10 Things That Must Be On The AEW Streaming Service
2. All In
When Cody Rhodes accepted Dave Meltzer’s challenge to sell 10,000 tickets for a non-WWE live event, we didn’t know we would essentially be getting a Trojan horse full of Tony Khan’s masterplans. Of course, the show featured many of AEW’s future major players. Not just The Elite, but also then relative unknowns like Dr. Britt Baker, D.M.D. and MJF. There were also big stars from NJPW, like Kota Ibushi and Kazuchika Okada, and even Rey Mysterio competed in the night’s main event.
A celebration of wrestling and a massive success on its own terms, All In also proved something of a test case, demonstrating that there was a massive audience for wrestling beyond the sports entertainment stylings purveyed by the market leaders in Stamford. The night remains in AEW’s DNA, with PPV titles Double Or Nothing and All Out serving as direct references to where it all started.

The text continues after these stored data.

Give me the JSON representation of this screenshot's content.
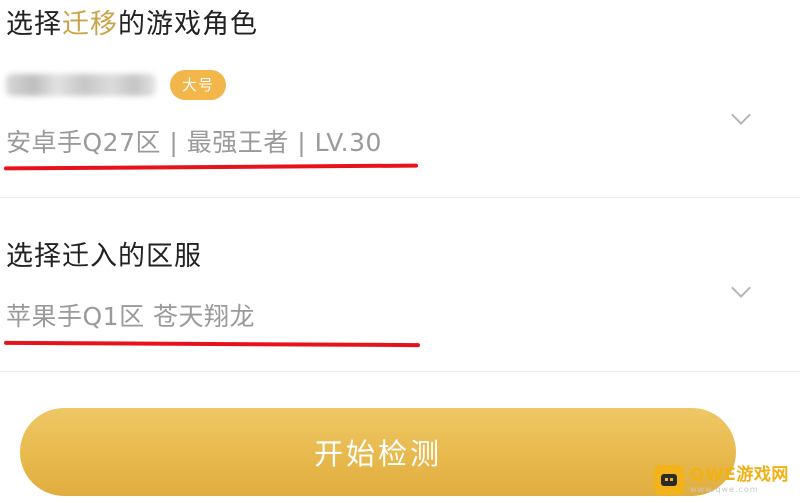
{
  "role_section": {
    "title_prefix": "选择",
    "title_highlight": "迁移",
    "title_suffix": "的游戏角色",
    "account_badge": "大号",
    "role_value": "安卓手Q27区 | 最强王者 | LV.30"
  },
  "server_section": {
    "title": "选择迁入的区服",
    "server_value": "苹果手Q1区 苍天翔龙"
  },
  "start_button": {
    "label": "开始检测"
  },
  "watermark": {
    "main_text": "QWE游戏网",
    "sub_text": "www.qwe.com"
  },
  "colors": {
    "accent": "#c9a34a",
    "button": "#e8b94d",
    "badge": "#f2b64a",
    "underline": "#e8121a",
    "muted_text": "#9a9a9a"
  },
  "icons": {
    "dropdown": "chevron-down-icon",
    "watermark_logo": "gamepad-logo-icon"
  }
}
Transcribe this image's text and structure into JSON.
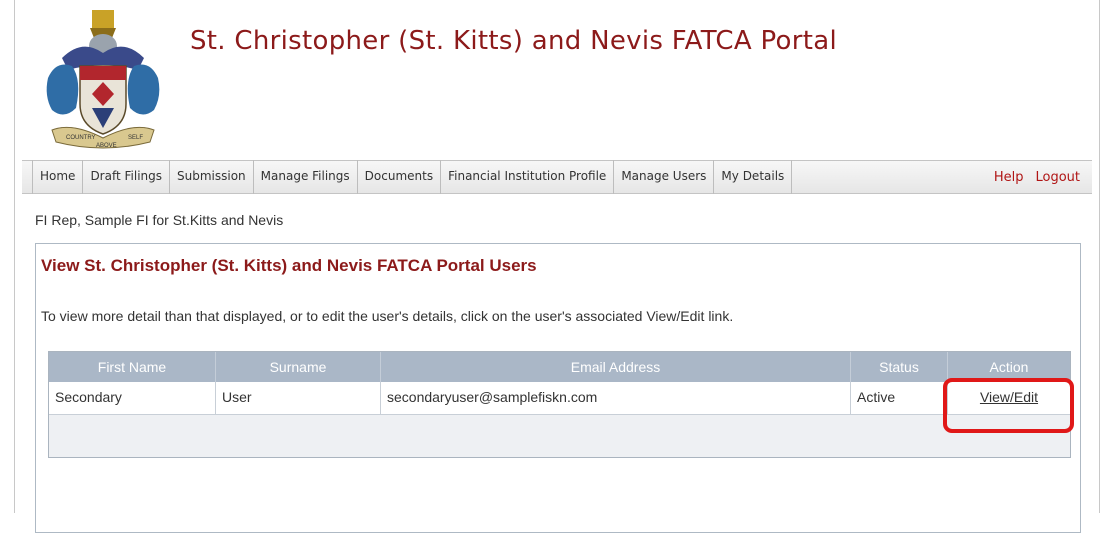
{
  "header": {
    "title": "St. Christopher (St. Kitts) and Nevis FATCA Portal"
  },
  "logo": {
    "motto_left": "COUNTRY",
    "motto_center": "ABOVE",
    "motto_right": "SELF"
  },
  "nav": {
    "items": [
      {
        "label": "Home"
      },
      {
        "label": "Draft Filings"
      },
      {
        "label": "Submission"
      },
      {
        "label": "Manage Filings"
      },
      {
        "label": "Documents"
      },
      {
        "label": "Financial Institution Profile"
      },
      {
        "label": "Manage Users"
      },
      {
        "label": "My Details"
      }
    ],
    "help_label": "Help",
    "logout_label": "Logout"
  },
  "user_context": "FI Rep, Sample FI for St.Kitts and Nevis",
  "panel": {
    "title": "View St. Christopher (St. Kitts) and Nevis FATCA Portal Users",
    "instructions": "To view more detail than that displayed, or to edit the user's details, click on the user's associated View/Edit link."
  },
  "table": {
    "columns": [
      "First Name",
      "Surname",
      "Email Address",
      "Status",
      "Action"
    ],
    "rows": [
      {
        "first_name": "Secondary",
        "surname": "User",
        "email": "secondaryuser@samplefiskn.com",
        "status": "Active",
        "action": "View/Edit"
      }
    ]
  },
  "colors": {
    "title_red": "#8c1a1a",
    "header_bg": "#aab7c7",
    "highlight": "#e01818"
  }
}
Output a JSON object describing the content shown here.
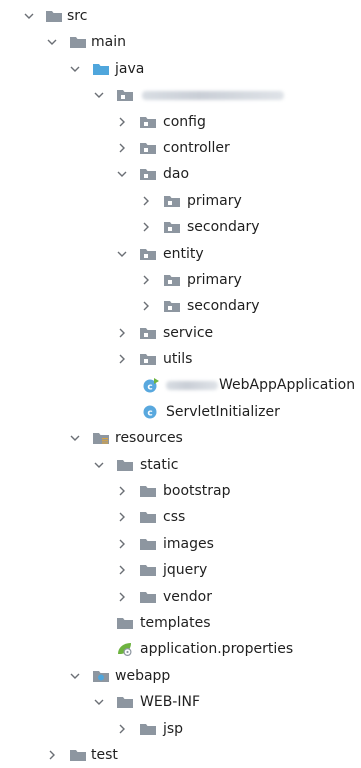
{
  "tree": {
    "src": "src",
    "main": "main",
    "java": "java",
    "config": "config",
    "controller": "controller",
    "dao": "dao",
    "dao_primary": "primary",
    "dao_secondary": "secondary",
    "entity": "entity",
    "entity_primary": "primary",
    "entity_secondary": "secondary",
    "service": "service",
    "utils": "utils",
    "app_class_suffix": "WebAppApplication",
    "servlet_initializer": "ServletInitializer",
    "resources": "resources",
    "static": "static",
    "bootstrap": "bootstrap",
    "css": "css",
    "images": "images",
    "jquery": "jquery",
    "vendor": "vendor",
    "templates": "templates",
    "application_properties": "application.properties",
    "webapp": "webapp",
    "web_inf": "WEB-INF",
    "jsp": "jsp",
    "test": "test"
  },
  "colors": {
    "folder": "#8d96a0",
    "folder_source": "#4fa6dc",
    "class_circle": "#59a8de",
    "chevron": "#6b6f75",
    "spring_leaf": "#6db33f"
  },
  "icons": {
    "folder": "folder-icon",
    "source_folder": "source-root-folder-icon",
    "resources_folder": "resources-folder-icon",
    "webapp_folder": "web-folder-icon",
    "package": "package-icon",
    "class": "class-icon",
    "spring_boot_class": "spring-boot-application-icon",
    "properties": "spring-properties-icon"
  }
}
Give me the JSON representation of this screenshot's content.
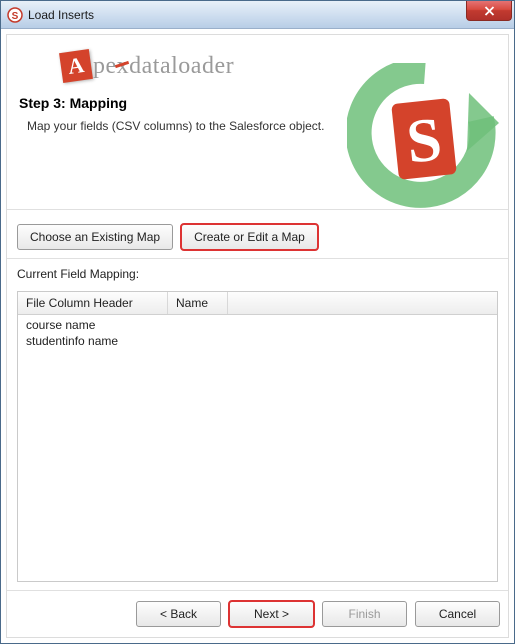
{
  "window": {
    "title": "Load Inserts"
  },
  "logo": {
    "badge_letter": "A",
    "text_pe": "pe",
    "text_x": "x",
    "text_rest": "dataloader"
  },
  "header": {
    "step_title": "Step 3: Mapping",
    "step_desc": "Map your fields (CSV columns) to the Salesforce object."
  },
  "buttons": {
    "choose_map": "Choose an Existing Map",
    "create_map": "Create or Edit a Map"
  },
  "mapping": {
    "label": "Current Field Mapping:",
    "columns": {
      "file_header": "File Column Header",
      "name": "Name"
    },
    "rows": [
      {
        "file": "course name",
        "name": ""
      },
      {
        "file": "studentinfo name",
        "name": ""
      }
    ]
  },
  "footer": {
    "back": "< Back",
    "next": "Next >",
    "finish": "Finish",
    "cancel": "Cancel"
  }
}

Tony Khan had a blueprint for success, a group of ambitious, superlative wrestlers who shared his vision, and with All In he had a proof of concept. The only thing he didn’t have was the rights to the All In footage. Those rights were owned by Ring Of Honor, but as of March this year, that ceased to be a problem. When Tony purchased ROH, the rights to All In came with it, leaving no barrier to Khan putting the show on his own streaming service and cementing it as AEW’s Big Bang moment.